Hoy quisiera referirme no a los países que nuestro mundo capitalista ha excluido de la mesa de la vida, sino a un grupo de personas especialmente excluido dentro de cada país, al que apenas se ha prestado atención. En tiempos de Jesús, ese grupo lo conformaban los endemoniados o poseídos por espíritus inmundos, enfermos que carecían de salud mental, y que, por ello, habían perdido el control de sí mismos. Hoy son cada día más numerosas las personas que carecen de una sana salud mental, que se muestra a diversos niveles de intensidad: desde quienes padecen estrés, ansiedad, miedo, tristeza, soledad o insomnio, hasta quienes sufren de algún modo trastornos mentales mayores, para los que es urgente aplicar un tratamiento adecuado y generoso.

Las encuestas

Las encuestas muestran un aumento considerable en el número de adultos que, en nuestra sociedad, –y especialmente en las sociedades más avanzadas- sufren estos síntomas, número que creció durante la pandemia y sigue aumentando todavía. Las estadísticas nos dicen que está creciendo el consumo de alcohol, de ansiolíticos y de otras drogas, lo que, en lugar de ayudar a esas personas, empeora su situación, pues estas adiciones pueden dañar la función pulmonar, debilitar el sistema inmunitario y provocar afecciones crónicas, como enfermedades cardíacas y pulmonares. (Véase a este respecto mi comentario titulado “Malestamos” https://ibicla.org/2023/01/12/malestamos)

El estigma de la soledad

A estos enfermos debería dedicar nuestra sociedad urgentemente un mayor cuidado y atención, pues son grupos considerables de personas que se sitúan al margen de la comunicación, sufriendo de uno u otro modo el estigma de la soledad. Estos grupos, hasta ahora frecuentemente estigmatizados e incomprendidos, pues gozan aparentemente de salud física, con frecuencia carecen del acceso a los recursos sanitarios que necesitan para cuidarse y cuidar a sus familias. No es raro que se les excluya o rechace, se los trate de manera diferente, se les niegue el acceso a trabajos u oportunidades de educación, y puede, incluso, que sean blanco de maltrato verbal, emocional y físico. Tarea urgente de nuestra sociedad es atender debidamente a estos pacientes, acercarse a ellos, tratar de comprenderlos y ofrecerles los medios necesarios para salir de esa situación que, con frecuencia, los hace recluirse en sí mismos, con el consiguiente rechazo de su entorno.

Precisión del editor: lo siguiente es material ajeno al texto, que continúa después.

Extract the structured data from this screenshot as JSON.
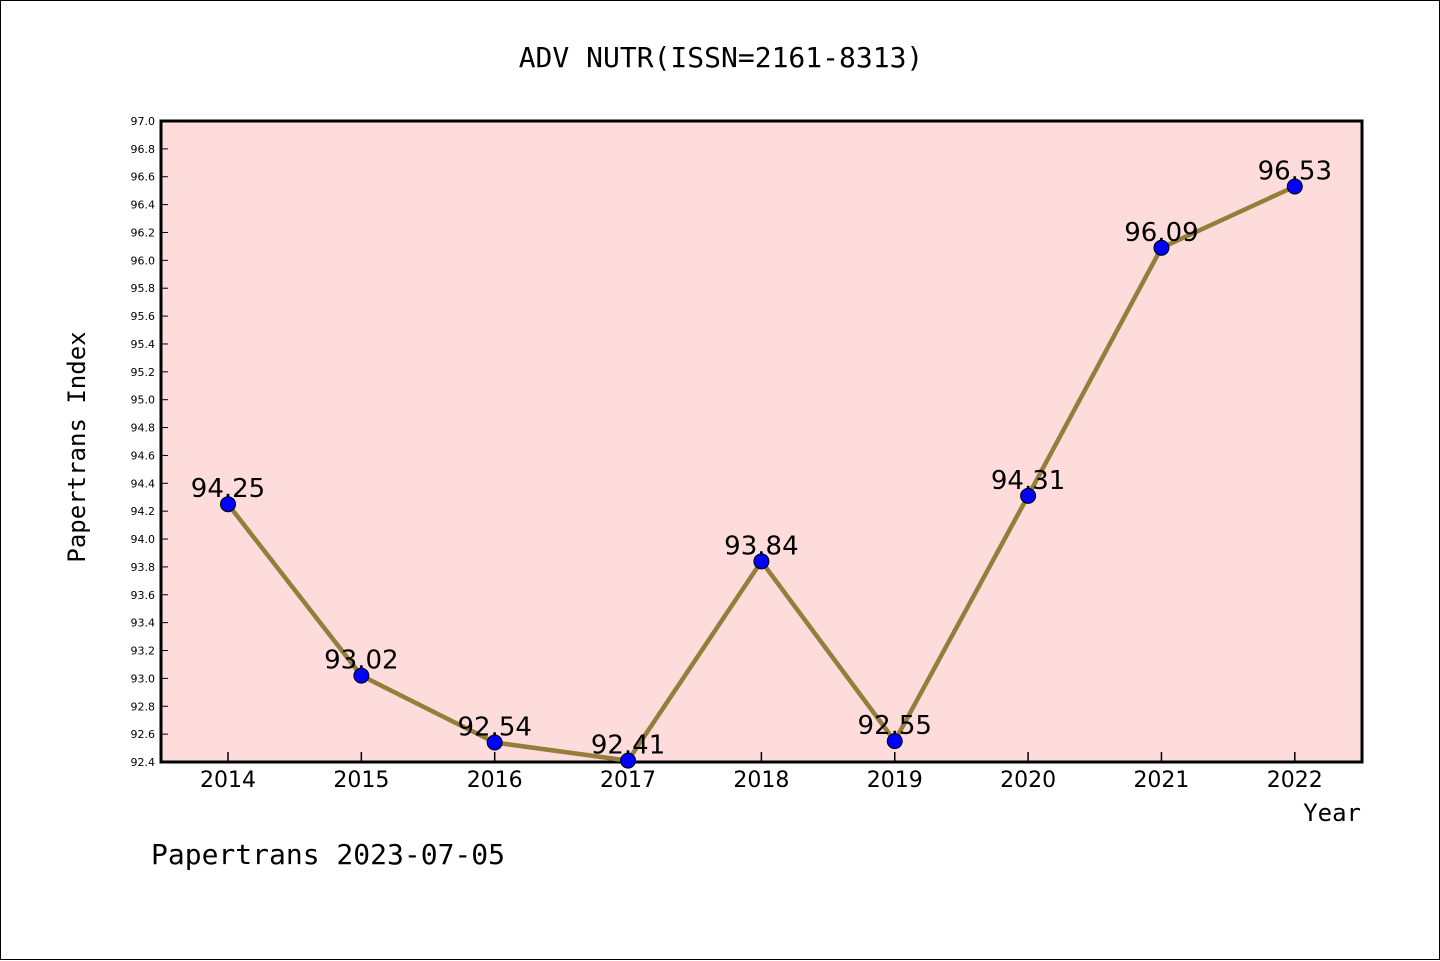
{
  "chart_data": {
    "type": "line",
    "title": "ADV NUTR(ISSN=2161-8313)",
    "xlabel": "Year",
    "ylabel": "Papertrans Index",
    "categories": [
      "2014",
      "2015",
      "2016",
      "2017",
      "2018",
      "2019",
      "2020",
      "2021",
      "2022"
    ],
    "series": [
      {
        "values": [
          94.25,
          93.02,
          92.54,
          92.41,
          93.84,
          92.55,
          94.31,
          96.09,
          96.53
        ],
        "labels": [
          "94.25",
          "93.02",
          "92.54",
          "92.41",
          "93.84",
          "92.55",
          "94.31",
          "96.09",
          "96.53"
        ]
      }
    ],
    "ylim": [
      92.4,
      97.0
    ],
    "yticks": [
      "92.4",
      "92.6",
      "92.8",
      "93.0",
      "93.2",
      "93.4",
      "93.6",
      "93.8",
      "94.0",
      "94.2",
      "94.4",
      "94.6",
      "94.8",
      "95.0",
      "95.2",
      "95.4",
      "95.6",
      "95.8",
      "96.0",
      "96.2",
      "96.4",
      "96.6",
      "96.8",
      "97.0"
    ],
    "grid": false,
    "colors": {
      "plot_background": "#fddcdb",
      "line": "#957d3c",
      "marker": "#0000ff"
    }
  },
  "footer": "Papertrans 2023-07-05"
}
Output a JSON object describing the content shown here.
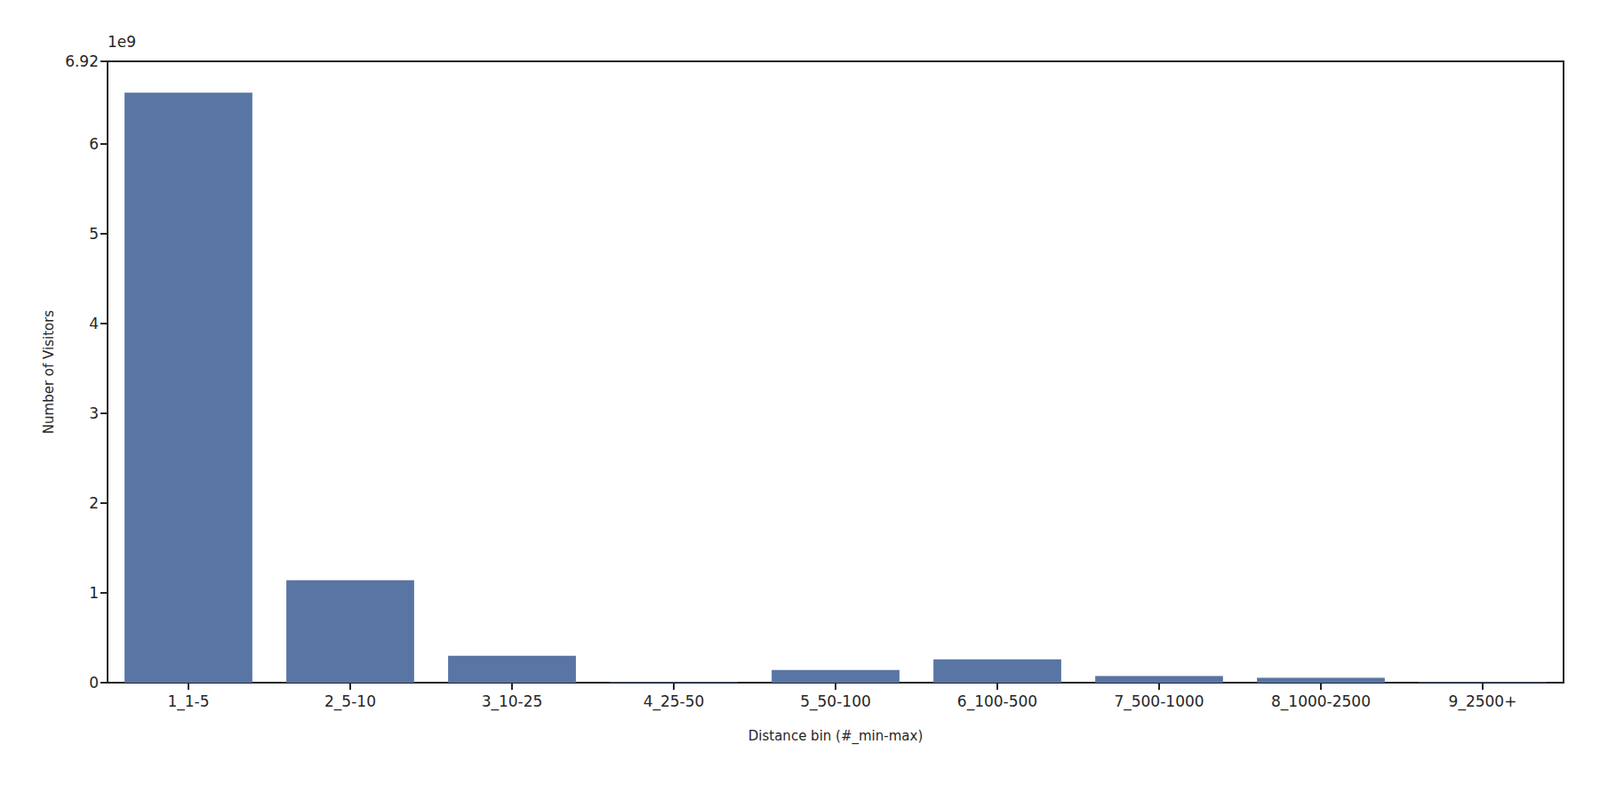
{
  "chart_data": {
    "type": "bar",
    "x_label": "Distance bin (#_min-max)",
    "y_label": "Number of Visitors",
    "annotations": [
      "1e9"
    ],
    "categories": [
      "1_1-5",
      "2_5-10",
      "3_10-25",
      "4_25-50",
      "5_50-100",
      "6_100-500",
      "7_500-1000",
      "8_1000-2500",
      "9_2500+"
    ],
    "values": [
      6.57,
      1.14,
      0.3,
      0.005,
      0.14,
      0.26,
      0.075,
      0.055,
      0.005
    ],
    "color": "#5975a4",
    "ylim": [
      0,
      6.92
    ],
    "yticks": [
      0,
      1,
      2,
      3,
      4,
      5,
      6
    ],
    "grid": false
  }
}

Para que acabasen con todo tipo de exclusión y marginación,  y se anunciase la buena nueva de sanación y liberación,  dio Jesús el relevo a sus discípulos el día que se fue para siempre con Dios. Nuestra tarea en este campo, como seguidores de Jesús, -así como la de todas las personas de buena voluntad-, no será eficaz del todo si el conjunto de la sociedad no se vuelve hacia estos grupos humanos estigmatizados y les ofrece los medios necesarios para salir de su sufrimiento y evitar su aislamiento social.

¿Qué hacéis ahí plantados mirando al cielo?

En el libro de los Hechos de los Apóstoles, cuando Jesús fue ascendido al cielo, dos hombres se les aparecieron y les dijeron: ¿Qué hacéis ahí plantados mirando al cielo?” (Hch 1,11).

Como seguidores de Jesús, el reproche dirigido a los discípulos sigue hoy siendo el mismo: hay que dejar de mirar al cielo y volverse al mundo, para tomar el relevo de Jesús, y acabar con cualquier clase de exclusión. Un mundo en el que, a pesar de estar los seres humanos más unidos física y espacialmente,  hay cada vez un mayor número de personas que sufren el estigma de la soledad a los que como cristianos y como ciudadanos debemos atender debidamente para devolverles la salud. Jesús se dedicó a esto de por vida. El libro de los Hechos resume de este modo su tarea salvadora y sanadora: “pasó haciendo el bien y curando a todos los sojuzgados por el diablo, porque Dios estaba con él” (Hch 10,38). Y para que llevemos adelante esta tarea, Jesús, antes de irse con Dios, se comprometió a “estar con nosotros cada día, hasta el fin de esta edad, hasta el fin del mundo (Mt 28,20).